The sanction to prosecute is a very vital and important matter. It constitutes a condition precedent to the institution of the prosecution. The sanctioning authorities either the Central Government or the State Government have absolute discretion either to grant sanction or withhold the sanction. It must be clearly borne out from the sanctioning order that before granting sanction or withholding sanction, the sanctioning authority had all the necessary facts constituting the offenses before it. It should also be clear from the sanctioning order that there has been proper application of mind before taking the decision. Grant of sanction or withholding of the sanction is not an idle formality or acrimonious exercise but a solemn and sacrosanct act which has to be performed with extreme caution and care. This is virtually the foundation on which the entire future course of action is totally dependent.

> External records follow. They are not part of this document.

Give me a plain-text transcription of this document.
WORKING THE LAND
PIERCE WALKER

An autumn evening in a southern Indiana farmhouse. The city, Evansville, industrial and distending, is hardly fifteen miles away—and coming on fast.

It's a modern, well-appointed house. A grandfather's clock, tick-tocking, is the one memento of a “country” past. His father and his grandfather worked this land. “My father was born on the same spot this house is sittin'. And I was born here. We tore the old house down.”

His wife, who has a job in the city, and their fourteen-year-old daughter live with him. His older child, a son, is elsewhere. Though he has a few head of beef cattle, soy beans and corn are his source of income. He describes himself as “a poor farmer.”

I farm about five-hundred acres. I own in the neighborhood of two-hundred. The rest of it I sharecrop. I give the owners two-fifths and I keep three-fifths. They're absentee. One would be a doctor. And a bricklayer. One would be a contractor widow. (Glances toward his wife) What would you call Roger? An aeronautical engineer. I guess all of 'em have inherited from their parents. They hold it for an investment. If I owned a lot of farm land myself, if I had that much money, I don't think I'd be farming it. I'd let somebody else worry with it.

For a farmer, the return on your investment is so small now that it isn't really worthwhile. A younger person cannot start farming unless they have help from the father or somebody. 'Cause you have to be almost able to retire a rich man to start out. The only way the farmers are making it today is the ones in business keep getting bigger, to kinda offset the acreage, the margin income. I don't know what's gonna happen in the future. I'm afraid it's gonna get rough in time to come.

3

13. When ratio of all those cases is applied to the facts of this case the conclusion becomes irrestible. The sanction granted by the Secretary (Medical) Delhi Administration on 30.10.1978 was on a cyclostyled proforma and in the body all the names and facts were typed out such as – the name of the accused, the sample of what commodity, the name of the Food Inspector and under what provisions the accused has been prosecuted. It becomes abundantly clear from bare perusal of the sanctioning order that the sanction was granted in a mechanical manner and without any serious application of mind. The solemn and sacrosanct duty was not performed in the manner in which it ought to have been performed.
14. In view of this matter, this Court is left with no option but to allow this Revision Petition and the order dated 13.11.1978 granting the sanction is set aside. Consequently, the petitioner in this petition stands discharged.
15. This petition is accordingly allowed and disposed of.